Alors, Madoka relâcha tout. Elle lâcha prise. Autour d’elle, elle avait sa propre « lumière » qui bannissait en elle ses propres noirceurs. Il y avait ceux qui lui faisaient confiance, et qui la voyait comme digne de confiance. Il y avait Kyosuke, qui faisait désormais partie de sa vie. Il fallait « sortir du miroir » que lui renvoyait cette Manami issue d’un autre univers, et qui a été assombrie par la vie, perdue par l’idée d’une vengeance recherchée. Malgré les sombres événements qui venaient d’être évoqués autour de Kyosuke et de Hikaru, Madoka se jura qu’elle ne serait pas symbole de colères et de rages enfouies, car tout cela s’était dilué dans son propre passé. Madoka était entourée de gens capable de tout, même de transcender la mort s’il le fallait. Elle l’avait elle-même vécu, car le voyage qu’avait accompli Kyosuke dans son propre passé lui avait permis d’avoir la vie sauve. Il ne fallait donc pas se limiter qu’à elle. Il fallait dépasser tout cela.

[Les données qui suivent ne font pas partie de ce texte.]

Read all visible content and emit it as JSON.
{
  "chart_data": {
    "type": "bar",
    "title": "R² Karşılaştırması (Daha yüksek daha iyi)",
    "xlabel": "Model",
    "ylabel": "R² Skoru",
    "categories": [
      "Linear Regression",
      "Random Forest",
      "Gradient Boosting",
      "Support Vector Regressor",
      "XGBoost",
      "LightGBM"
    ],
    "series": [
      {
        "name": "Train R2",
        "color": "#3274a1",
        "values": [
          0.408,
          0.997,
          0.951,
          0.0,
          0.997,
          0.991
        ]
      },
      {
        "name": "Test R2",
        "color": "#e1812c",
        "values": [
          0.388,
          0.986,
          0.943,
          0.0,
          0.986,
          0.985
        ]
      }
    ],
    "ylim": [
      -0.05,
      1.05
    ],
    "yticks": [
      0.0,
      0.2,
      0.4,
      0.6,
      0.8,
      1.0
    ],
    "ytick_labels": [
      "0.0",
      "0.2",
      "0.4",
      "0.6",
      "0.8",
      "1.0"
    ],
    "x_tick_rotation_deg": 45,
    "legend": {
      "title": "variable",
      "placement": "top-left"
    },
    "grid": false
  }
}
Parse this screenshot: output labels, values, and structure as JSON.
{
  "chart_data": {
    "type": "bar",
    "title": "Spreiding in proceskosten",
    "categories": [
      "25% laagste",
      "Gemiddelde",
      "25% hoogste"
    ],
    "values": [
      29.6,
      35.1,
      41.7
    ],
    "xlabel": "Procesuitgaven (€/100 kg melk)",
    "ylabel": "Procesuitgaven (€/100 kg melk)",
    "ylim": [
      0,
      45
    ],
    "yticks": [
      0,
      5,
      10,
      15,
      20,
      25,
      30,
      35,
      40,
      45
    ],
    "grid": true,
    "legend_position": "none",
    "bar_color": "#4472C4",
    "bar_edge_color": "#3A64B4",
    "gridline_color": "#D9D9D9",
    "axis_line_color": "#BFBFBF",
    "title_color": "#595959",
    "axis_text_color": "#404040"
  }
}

Kyosuke remarqua un soudain changement d’humeur dont Madoka faisait montre. Il avait eu plusieurs fois l’occasion de constater une telle chose chez elle. Sur le moment, elle pouvait parfaitement se montrer maussade, puis aimable quelques instants après.
Mais là, ce à quoi il assista maintenant dépassa son propre entendement. Jamais il n’avait vu Madoka se comporter comme cela en cet instant précis.
Tout le monde en fut totalement surpris, y compris Manami.
Madoka enlaça délicatement Manami dans ses bras et pleura pour accompagner sa peine, tout en lui prononçant ces mots chargés de promesse :
– Je t’aiderai…
Mais la raison des larmes de Madoka resterait son plus grand secret. Le secret d’avoir voulu tout garder en elle durant si longtemps, et qu’elle exprima à travers une promesse de vie :
– Je t’aiderai à retrouver ceux que tu aimes.